C’est grâce à la qualité du jeu des acteurs que le film
prend toute sa profondeur car eux vont au-delà du voile
d’impartialité et d’impassibilité que s’est imposé le
réalisateur. On lit sur leurs visages les émotions qu’ils
refoulent et qu’ils s’efforcent de dissimuler dans la vie
quotidienne, comme ils ont fait toute leur vie. Une grande
solitude se lit dans leur regard.
L’auteur, Travis Kong, est un sociologue de premier
plan dont les études sont centrées sur la sexualité
chinoise, avec pour axes de recherche la
masculinité, l’homosexualité et la prostitution
masculine. Il est professeur de sociologie à
l’Université de Hong Kong, coéditeur de « Sexualities »,
et auteur de « Chinese Male Homosexualities : Memba,
Tongzhi and Golden Boy ».
La préface fait un état des lieux des recherches sur
l’homosexualité, en soulignant le défaut d’études
sur les hommes gays âgés et les lesbiennes*, puis
explique l’histoire de l’homosexualité à Hong Kong:
première génération dans la Hong Kong coloniale,
jusqu’en 1897 (hétéronormativité, loi anglaise,
coutumes chinoises, mais développement d’une
sous-culture gay à partir de 1980, décriminalisation
en 1991), deuxième génération après 1997
(développement des mouvements anti-discrimination et
politisation, nouveaux espaces tongzhi après
le SARS en 2002). Table des matières (les treize
personnages) et préface :
https://books.google.fr/books?id=hBnIDwAAQBAJ&printsec=copyright&redir_esc=y#v=onepage&q&
f=false
*sujet de recherche en Chine de Li Yinhe (李银河).
Voir chinese shortstories (à venir)
La première Parade de la Gay Pride de Hong Kong (香港同志遊行)

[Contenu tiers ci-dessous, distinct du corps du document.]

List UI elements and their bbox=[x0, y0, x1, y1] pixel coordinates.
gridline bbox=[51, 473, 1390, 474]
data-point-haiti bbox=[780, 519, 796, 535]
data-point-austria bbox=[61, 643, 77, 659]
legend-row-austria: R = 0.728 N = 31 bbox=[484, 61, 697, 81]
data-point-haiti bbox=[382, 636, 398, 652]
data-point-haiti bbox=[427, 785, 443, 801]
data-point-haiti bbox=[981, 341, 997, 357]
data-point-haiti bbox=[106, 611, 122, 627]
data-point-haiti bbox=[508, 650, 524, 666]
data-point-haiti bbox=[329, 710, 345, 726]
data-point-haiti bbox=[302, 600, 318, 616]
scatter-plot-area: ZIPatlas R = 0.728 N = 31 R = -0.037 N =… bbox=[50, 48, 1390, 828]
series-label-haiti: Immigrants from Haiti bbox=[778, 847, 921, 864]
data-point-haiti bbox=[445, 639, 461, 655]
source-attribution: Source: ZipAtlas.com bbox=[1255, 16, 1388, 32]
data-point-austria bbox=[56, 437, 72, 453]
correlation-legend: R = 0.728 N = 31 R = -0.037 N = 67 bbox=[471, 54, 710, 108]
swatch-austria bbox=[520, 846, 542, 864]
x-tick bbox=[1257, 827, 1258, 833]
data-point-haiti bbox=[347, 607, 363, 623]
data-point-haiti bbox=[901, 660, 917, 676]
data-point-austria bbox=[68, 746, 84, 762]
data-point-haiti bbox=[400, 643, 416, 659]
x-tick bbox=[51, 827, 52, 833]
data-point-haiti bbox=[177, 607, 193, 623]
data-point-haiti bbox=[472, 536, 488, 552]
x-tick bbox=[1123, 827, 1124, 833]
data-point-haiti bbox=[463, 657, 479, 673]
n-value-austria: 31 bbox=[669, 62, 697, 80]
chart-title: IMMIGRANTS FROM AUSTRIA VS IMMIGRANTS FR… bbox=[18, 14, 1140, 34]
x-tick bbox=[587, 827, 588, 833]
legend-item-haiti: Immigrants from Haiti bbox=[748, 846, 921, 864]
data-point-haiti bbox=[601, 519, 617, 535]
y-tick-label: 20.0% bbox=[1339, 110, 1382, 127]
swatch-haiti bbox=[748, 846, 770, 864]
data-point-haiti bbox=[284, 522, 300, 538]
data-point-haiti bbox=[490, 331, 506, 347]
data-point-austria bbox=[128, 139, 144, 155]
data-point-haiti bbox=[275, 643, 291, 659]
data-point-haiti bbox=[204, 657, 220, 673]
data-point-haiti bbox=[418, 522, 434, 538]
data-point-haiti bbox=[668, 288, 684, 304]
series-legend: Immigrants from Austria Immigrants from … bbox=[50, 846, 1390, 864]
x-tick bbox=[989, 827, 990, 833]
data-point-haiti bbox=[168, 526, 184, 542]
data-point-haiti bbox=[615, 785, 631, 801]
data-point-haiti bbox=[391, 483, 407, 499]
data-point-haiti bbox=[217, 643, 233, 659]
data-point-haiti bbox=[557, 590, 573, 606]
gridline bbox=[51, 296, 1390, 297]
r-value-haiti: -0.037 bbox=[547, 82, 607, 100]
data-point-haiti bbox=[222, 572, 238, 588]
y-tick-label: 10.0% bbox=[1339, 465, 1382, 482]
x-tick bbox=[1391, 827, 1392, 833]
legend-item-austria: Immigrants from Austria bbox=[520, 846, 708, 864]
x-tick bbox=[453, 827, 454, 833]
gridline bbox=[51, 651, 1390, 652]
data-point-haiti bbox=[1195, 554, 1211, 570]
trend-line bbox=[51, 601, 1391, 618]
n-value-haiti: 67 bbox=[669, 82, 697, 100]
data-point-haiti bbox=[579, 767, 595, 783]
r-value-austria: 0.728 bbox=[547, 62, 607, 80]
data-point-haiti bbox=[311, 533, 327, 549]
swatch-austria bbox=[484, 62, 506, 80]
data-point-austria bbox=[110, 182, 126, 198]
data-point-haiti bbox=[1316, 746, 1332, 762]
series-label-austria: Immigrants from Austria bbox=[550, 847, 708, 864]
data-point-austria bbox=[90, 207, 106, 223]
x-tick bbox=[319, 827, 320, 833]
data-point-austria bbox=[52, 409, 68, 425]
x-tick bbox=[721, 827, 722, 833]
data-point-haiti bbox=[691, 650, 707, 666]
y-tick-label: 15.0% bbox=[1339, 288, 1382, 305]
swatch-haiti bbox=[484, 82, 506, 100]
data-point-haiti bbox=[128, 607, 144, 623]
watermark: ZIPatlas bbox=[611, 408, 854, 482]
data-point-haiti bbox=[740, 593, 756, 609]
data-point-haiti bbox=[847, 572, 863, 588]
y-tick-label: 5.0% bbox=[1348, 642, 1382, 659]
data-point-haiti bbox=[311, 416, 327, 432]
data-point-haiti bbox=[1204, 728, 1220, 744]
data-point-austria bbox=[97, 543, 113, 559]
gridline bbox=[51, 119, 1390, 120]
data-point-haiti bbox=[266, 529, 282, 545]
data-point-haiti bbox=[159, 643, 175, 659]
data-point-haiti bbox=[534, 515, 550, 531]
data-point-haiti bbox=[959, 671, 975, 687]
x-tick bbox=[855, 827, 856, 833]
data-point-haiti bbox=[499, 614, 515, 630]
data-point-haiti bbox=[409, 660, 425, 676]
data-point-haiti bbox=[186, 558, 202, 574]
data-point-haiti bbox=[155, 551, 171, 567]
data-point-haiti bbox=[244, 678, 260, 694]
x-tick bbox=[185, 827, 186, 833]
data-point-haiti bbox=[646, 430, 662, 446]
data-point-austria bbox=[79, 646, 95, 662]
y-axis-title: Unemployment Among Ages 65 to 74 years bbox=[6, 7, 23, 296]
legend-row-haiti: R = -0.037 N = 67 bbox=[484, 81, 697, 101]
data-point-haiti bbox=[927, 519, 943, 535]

a eu lieu le 13 décembre 2008. Il y en a eu une tous
les ans depuis cette date (sauf en 2010), en dépit,
très souvent, du mauvais temps ; les cortèges
partent en général de Victoria Park, avec un nombre
croissant de participants (12 000 en 2018), un tiers
venant de Chine continentale. En 2019, cependant, en
raison du rejet de la demande d’autorisation dans le
cadre du mouvement de protestations à l’époque, la
parade a pris la forme d’un rassemblement à
Edinburgh Place. En 2020, elle a été annulée.